Photo Credit: RJ Eldridge
Can you tell us your favorite:
Food
Haleem & Roti
Color
gold
Fictional Character
Sirius Black
Film
This changes a lot but currently: Moonlight
Word
Convenient
If you had to have a one-word bio, what would it be for you?
Basic
Earliest poetic influences, and current poetic influences?
My family & my peers have been my earliest. When I first started writing poetry I looked up a lot to my friends around me & still do– folks like Franny Choi and Jamila Woods.
My poetry influences range all over the place. I love Ross Gay, Tarfia Faizullah, Natalie Diaz, Patricia Smith– my list can go on and on.
What are you currently reading?
What Is Not Yours Is Not Yours by Helen Oyeyemi
I’ve been thinking a lot about our responsibilities–what it means to be a responsible reader or writer. In everything you do, from Brown Girls or panels/performances to poetry, social media and other forms of writing, what do you feel most responsible for in your work?

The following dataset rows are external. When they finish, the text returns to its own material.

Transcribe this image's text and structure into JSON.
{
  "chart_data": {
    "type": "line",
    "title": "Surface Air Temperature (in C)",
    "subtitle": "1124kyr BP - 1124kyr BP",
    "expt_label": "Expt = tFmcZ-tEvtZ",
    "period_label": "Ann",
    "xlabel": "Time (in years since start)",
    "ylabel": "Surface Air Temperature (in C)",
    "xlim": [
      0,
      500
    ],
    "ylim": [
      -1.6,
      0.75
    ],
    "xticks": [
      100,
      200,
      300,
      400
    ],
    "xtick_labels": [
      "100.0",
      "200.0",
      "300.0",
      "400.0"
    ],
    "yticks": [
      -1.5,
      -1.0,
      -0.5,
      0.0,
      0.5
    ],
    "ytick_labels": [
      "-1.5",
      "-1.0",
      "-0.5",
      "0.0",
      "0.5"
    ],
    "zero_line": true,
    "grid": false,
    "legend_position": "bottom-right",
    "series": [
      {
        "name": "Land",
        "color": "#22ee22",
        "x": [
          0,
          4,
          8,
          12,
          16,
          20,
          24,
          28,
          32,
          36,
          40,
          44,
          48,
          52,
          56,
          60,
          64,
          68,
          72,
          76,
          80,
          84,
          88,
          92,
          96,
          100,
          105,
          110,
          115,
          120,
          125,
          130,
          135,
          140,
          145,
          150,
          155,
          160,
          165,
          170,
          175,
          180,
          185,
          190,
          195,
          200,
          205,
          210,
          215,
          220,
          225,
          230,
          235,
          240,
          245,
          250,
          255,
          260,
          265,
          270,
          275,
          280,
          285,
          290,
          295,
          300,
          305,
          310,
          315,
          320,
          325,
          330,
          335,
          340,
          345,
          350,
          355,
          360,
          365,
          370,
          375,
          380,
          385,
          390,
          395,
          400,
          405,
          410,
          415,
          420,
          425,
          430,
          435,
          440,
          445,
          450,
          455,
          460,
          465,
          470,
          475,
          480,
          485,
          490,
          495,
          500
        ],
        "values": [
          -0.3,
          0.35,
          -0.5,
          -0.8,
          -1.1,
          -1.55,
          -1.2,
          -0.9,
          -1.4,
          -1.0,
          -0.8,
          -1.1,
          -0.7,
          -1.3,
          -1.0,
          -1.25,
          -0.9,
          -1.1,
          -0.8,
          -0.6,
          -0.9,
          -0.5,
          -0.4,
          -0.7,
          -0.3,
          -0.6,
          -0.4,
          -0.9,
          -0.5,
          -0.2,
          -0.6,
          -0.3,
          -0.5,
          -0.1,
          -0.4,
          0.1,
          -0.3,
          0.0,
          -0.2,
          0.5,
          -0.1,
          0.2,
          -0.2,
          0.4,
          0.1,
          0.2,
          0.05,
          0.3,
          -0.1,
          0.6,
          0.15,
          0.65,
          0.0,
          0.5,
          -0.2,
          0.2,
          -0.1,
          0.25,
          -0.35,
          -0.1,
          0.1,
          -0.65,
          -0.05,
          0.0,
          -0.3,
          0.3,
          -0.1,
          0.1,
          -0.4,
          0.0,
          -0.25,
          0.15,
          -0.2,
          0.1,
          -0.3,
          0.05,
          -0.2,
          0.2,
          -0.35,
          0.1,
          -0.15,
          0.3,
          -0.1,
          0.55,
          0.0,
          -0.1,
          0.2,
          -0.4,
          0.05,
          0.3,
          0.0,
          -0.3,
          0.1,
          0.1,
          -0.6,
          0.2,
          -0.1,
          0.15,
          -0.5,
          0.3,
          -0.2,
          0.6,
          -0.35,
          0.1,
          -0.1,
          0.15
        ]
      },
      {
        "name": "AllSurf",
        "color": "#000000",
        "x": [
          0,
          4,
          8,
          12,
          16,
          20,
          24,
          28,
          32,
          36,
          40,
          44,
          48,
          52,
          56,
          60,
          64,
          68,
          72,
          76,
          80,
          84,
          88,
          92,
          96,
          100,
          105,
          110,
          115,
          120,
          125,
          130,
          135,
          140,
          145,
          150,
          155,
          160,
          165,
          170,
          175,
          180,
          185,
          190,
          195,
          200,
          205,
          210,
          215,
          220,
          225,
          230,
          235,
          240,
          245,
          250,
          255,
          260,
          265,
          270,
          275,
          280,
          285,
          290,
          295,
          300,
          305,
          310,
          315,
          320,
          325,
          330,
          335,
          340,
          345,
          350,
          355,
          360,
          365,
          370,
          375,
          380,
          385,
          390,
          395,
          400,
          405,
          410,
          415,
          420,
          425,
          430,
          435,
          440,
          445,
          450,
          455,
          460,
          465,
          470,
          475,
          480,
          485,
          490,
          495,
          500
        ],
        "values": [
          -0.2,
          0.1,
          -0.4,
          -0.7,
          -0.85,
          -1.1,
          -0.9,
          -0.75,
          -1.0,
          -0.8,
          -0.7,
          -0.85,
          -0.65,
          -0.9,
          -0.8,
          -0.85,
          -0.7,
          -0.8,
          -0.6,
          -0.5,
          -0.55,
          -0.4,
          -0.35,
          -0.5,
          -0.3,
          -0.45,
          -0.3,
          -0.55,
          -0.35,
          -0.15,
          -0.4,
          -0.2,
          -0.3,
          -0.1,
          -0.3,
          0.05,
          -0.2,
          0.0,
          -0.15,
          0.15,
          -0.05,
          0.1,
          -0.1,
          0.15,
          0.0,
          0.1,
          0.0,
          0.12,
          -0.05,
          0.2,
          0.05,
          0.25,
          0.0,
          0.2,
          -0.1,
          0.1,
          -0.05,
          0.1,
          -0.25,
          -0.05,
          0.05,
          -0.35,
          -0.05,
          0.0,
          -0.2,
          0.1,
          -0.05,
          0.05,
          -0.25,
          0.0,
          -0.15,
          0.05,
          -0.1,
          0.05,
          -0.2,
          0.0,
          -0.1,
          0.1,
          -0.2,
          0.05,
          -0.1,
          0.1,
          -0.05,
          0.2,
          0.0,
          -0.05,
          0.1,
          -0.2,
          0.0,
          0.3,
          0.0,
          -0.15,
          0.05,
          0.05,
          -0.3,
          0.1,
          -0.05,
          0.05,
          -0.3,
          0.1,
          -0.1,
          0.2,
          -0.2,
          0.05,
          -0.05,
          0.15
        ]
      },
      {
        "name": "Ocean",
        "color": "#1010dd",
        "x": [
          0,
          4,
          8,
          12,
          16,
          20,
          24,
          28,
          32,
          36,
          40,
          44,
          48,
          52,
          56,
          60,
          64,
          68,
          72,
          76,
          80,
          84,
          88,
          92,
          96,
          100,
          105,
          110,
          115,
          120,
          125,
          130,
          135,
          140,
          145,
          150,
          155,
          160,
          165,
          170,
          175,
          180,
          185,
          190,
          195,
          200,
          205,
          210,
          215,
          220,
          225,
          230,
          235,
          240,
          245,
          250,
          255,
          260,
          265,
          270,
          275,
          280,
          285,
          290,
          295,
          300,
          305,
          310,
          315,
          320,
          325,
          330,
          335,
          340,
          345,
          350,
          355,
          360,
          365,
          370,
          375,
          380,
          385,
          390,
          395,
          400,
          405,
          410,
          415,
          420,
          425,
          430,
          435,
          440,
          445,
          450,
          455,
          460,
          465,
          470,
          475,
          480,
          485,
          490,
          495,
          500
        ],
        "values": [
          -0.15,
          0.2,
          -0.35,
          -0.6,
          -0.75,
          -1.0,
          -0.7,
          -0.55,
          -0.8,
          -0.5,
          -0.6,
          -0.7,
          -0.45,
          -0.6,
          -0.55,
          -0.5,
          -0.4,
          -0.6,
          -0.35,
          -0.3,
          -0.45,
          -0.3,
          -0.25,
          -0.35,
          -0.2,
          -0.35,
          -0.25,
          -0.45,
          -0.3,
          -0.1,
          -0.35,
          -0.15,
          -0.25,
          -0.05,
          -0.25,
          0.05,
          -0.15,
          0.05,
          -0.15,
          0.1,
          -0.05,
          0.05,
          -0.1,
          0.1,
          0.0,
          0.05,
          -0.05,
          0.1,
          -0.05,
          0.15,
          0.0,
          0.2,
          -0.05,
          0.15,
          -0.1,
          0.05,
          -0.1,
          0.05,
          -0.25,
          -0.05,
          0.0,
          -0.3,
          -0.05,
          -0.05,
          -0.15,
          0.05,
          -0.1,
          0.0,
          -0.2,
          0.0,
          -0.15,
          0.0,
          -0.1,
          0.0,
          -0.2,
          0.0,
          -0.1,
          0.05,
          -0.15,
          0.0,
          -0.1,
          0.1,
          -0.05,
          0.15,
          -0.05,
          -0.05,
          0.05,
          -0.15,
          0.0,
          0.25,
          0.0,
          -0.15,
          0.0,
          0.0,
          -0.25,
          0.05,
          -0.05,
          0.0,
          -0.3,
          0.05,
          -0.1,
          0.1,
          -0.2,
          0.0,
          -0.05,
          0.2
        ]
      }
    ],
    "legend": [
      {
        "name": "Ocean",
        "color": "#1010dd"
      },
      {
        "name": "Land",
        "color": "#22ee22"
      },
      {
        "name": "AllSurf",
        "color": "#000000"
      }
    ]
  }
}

That varies per project– I feel a lot of responsibility to the purpose of the project, as well as who the intended audience for the project is. I feel a responsibility to treat the characters and images in my work with care and love, to not bring them up to just discard them. I think of the way that I create a lot as a web of relationships I am building– with other artists, with my family, with people– I feel a responsibility to all those things.
Fatimah Asghar is a nationally touring poet, performer, educator, and writer. Her work has appeared in POETRY Magazine, BuzzFeed Reader, Academy of American Poets and many others. She is a member of the Dark Noise collective and a Kundiman Fellow. Her chapbook After was released on Yes Yes Books fall 2015. She is the writer of Brown Girls, an Emmy nominated web series. In 2017 she was the recipient of a Ruth Lilly and Dorothy Sargent Rosenberg Fellowship from the Poetry Foundation. Her debut collection of poems If They Come For Us is forthcoming on One World/ Random House Summer 2018.